Compliance: Quiz: Must-have compliance technologies: A five-question multiple-choice quiz to test your understanding of the content presented by expert Trent Henry in this lesson of SearchSecurity.com's Compliance School. PCI compliance costs often underestimated, study finds: Companies are moving forward with PCI DSS projects, but many are underestimating the costs associated with compliance. COSO and COBIT: The value of compliance frameworks for SOX: In an attempt to blaze a path through the myriad of compliance regulations and requirements, organisations are looking to frameworks like COSO and COBIT. What are the PCI DSS compliance benefits of tokenisation?: Security expert Joel Dubin defines tokenisation and discusses how the technology can help ease the burden of achieving PCI DSS compliance.

Ponemon said collaboration between IT and compliance and audit professionals is an important factor in reducing risk at an organization. IT pros also need to have the tools to assign access rights and change privileges when the organization changes. Compliance managers need to know whether access rights conform to the organization's policies and that the policy reduces the business risk, Ponemon said.

Meanwhile, an organization's business unit views identity and access control as a business need, he said. If end users can't access the systems they need to do their job, the business unit may step around IT and compliance managers by sharing a common password to bypass an access control system.

"I think IT people are coming to the realization that they have an important part to play in ensuring integrity and security of an organization," Ponemon said. "At the end of the day, IT has a lot of power but many times the business units have more control."

Both IT pros and compliance and risk managers agree that identity management and access control needs to be addressed to comply with current regulations and avoid a high profile data breach. According to the survey, 71% of compliance professionals believe identity and access management is "very important" or "important" for meeting compliance requirements within their organizations versus 70% of IT professionals.

But audit and compliance professionals may not feel comfortable collaborating with IT pros, Ponemon said. According to the survey, only 23% of respondents said they should be involved in the monitoring of compliance and 5% said they should be involved in shaping policy.

"The IT practitioners are more likely to own the creation of identity policy and fixing of deficiencies," Ponemon said. "It's hard to gauge the mindset of audit and compliance people in general, but there is a significant technology component that they may not feel comfortable with."

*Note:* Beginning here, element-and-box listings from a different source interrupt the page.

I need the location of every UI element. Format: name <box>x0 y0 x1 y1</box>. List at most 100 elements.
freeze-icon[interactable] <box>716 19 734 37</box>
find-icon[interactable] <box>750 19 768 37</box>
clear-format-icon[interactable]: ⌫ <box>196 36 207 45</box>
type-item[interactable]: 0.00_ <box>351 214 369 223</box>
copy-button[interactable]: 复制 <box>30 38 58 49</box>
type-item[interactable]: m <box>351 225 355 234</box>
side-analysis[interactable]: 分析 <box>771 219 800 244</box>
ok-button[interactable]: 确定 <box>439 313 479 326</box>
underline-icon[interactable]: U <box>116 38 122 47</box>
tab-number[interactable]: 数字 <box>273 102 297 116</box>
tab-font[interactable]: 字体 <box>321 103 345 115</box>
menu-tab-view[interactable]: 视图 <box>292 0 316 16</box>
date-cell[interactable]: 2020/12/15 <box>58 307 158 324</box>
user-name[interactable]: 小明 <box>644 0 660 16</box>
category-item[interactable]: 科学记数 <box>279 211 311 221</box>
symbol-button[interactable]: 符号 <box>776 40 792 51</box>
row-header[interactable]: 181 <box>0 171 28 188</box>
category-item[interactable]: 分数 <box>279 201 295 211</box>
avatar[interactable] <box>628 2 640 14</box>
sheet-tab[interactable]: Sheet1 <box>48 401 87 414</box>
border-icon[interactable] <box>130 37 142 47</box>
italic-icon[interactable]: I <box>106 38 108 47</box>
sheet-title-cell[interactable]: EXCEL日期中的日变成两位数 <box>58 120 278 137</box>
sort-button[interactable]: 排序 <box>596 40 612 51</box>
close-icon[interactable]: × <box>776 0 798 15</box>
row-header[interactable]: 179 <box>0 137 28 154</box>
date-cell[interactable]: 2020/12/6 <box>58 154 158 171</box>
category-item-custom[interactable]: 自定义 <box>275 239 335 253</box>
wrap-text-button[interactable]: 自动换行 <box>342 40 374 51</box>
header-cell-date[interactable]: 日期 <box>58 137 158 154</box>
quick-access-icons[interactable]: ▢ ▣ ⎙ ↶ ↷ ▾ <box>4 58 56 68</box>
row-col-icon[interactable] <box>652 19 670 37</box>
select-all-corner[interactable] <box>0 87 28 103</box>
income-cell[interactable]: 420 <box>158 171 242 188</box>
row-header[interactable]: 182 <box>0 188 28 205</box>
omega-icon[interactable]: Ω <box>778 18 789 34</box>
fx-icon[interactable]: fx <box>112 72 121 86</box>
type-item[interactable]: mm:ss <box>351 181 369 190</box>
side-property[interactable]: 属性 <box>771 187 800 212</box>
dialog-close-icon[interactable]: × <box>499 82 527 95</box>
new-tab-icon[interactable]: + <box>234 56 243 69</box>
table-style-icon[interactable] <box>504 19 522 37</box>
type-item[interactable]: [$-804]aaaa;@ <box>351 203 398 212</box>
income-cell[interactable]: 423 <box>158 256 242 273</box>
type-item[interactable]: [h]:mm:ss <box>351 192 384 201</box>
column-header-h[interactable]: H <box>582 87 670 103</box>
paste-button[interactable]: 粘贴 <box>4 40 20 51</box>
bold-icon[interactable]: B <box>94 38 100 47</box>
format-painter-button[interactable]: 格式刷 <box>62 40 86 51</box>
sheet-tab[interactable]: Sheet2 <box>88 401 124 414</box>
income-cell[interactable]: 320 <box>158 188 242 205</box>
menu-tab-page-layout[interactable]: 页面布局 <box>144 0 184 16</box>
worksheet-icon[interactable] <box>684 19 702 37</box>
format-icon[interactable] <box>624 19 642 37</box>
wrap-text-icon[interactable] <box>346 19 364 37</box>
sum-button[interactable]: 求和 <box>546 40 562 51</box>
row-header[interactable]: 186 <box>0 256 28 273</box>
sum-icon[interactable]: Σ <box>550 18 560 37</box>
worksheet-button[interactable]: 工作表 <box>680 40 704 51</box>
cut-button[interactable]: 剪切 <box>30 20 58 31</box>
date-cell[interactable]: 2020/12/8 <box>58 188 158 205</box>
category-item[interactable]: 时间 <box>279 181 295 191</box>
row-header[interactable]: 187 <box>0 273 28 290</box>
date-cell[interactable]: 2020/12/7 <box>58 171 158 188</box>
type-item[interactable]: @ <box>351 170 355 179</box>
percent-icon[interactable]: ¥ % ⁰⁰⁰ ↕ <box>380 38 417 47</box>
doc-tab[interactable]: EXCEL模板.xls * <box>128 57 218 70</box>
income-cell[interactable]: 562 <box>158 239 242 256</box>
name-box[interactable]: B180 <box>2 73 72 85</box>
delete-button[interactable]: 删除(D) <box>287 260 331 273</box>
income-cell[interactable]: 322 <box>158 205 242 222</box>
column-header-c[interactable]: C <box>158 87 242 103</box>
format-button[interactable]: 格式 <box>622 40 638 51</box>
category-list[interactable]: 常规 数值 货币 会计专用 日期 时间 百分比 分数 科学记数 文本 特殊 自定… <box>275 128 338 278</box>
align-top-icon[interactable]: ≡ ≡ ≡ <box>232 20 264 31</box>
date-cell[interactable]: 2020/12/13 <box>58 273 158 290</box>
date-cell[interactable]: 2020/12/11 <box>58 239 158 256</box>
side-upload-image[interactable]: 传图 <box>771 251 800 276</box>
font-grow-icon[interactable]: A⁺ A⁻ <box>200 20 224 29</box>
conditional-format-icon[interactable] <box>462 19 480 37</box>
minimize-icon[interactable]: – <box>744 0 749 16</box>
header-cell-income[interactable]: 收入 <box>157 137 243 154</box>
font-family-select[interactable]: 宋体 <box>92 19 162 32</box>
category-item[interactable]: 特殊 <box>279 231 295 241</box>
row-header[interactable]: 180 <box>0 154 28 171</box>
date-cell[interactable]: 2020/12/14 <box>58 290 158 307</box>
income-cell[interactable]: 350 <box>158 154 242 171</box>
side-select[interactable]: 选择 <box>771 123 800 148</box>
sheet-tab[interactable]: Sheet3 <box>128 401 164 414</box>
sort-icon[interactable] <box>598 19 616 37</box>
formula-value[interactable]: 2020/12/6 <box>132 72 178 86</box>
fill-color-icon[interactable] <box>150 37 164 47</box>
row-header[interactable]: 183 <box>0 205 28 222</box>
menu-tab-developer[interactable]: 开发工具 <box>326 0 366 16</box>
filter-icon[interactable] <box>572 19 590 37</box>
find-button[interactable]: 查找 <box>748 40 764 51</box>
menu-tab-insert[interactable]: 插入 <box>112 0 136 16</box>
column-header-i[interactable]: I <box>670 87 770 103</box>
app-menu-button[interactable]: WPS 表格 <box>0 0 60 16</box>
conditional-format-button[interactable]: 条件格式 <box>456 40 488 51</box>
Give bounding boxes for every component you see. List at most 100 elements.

In addition, the study found that IT and compliance pros don't agree on what rules and regulations are driving compliance initiatives. Sarbanes Oxley and the Payment Card Industry Data Security Standards are ranked by compliance and audit professionals as the main drivers for spending on compliance projects in 2007. But IT professionals put much more weight into data breach laws and privacy laws such as the Gramm-Leach-Bliley Act and state data breach notification laws, than compliance professionals.

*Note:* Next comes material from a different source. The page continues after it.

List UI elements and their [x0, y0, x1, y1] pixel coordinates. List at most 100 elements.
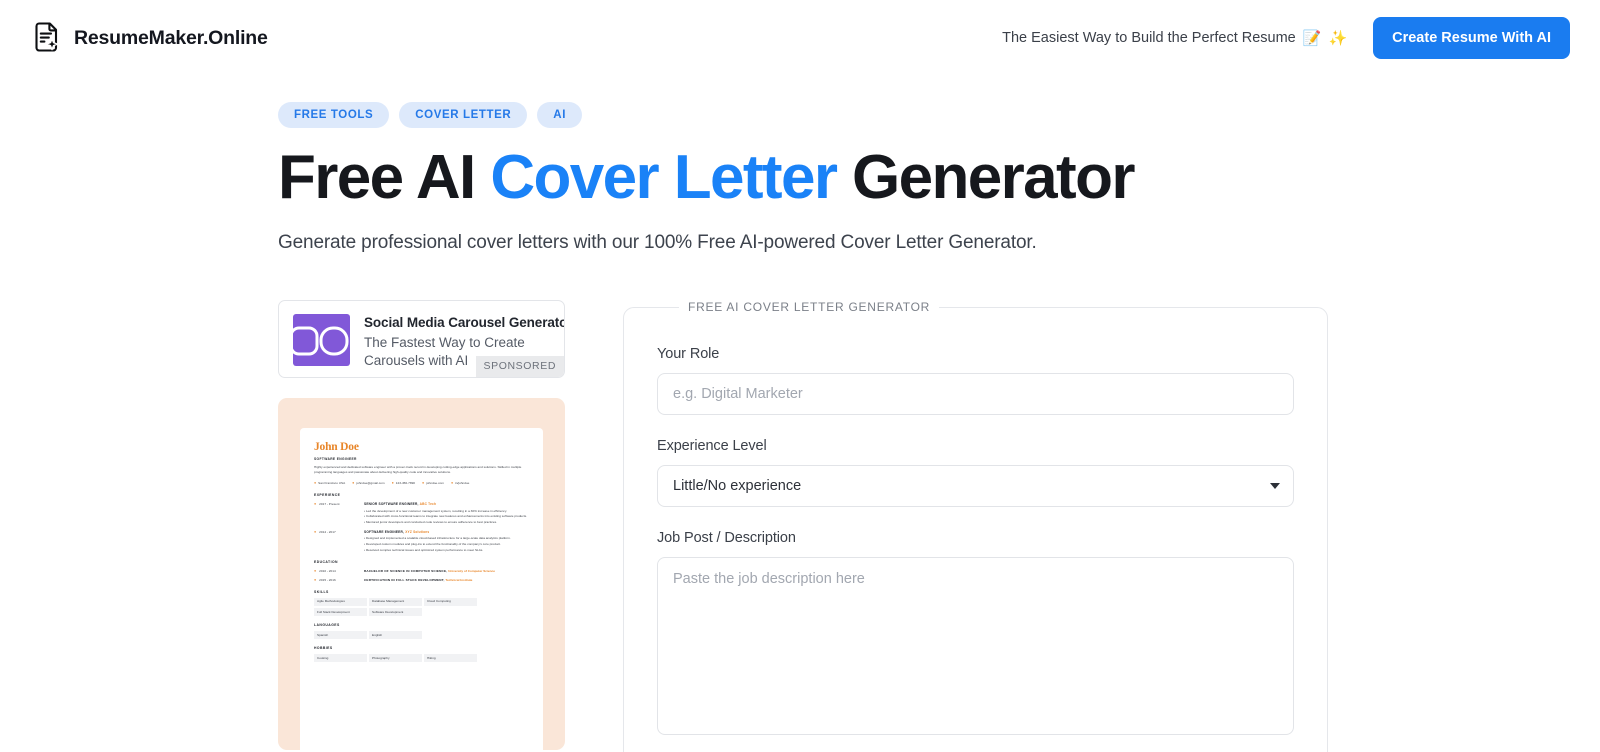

The Web survey was conducted independently by the Ponemon Institute and underwritten by identity and risk management vendor Sailpoint Technologies, based in Austin, Texas. Respondents averaged about eight years of experience in the audit or compliance field and more than three years of experience in the position they currently hold. About 50% of respondents said their job function or position is located within the corporate compliance department. About 22% said they report to the organization's chief financial officer, and 13% are located in the IT department.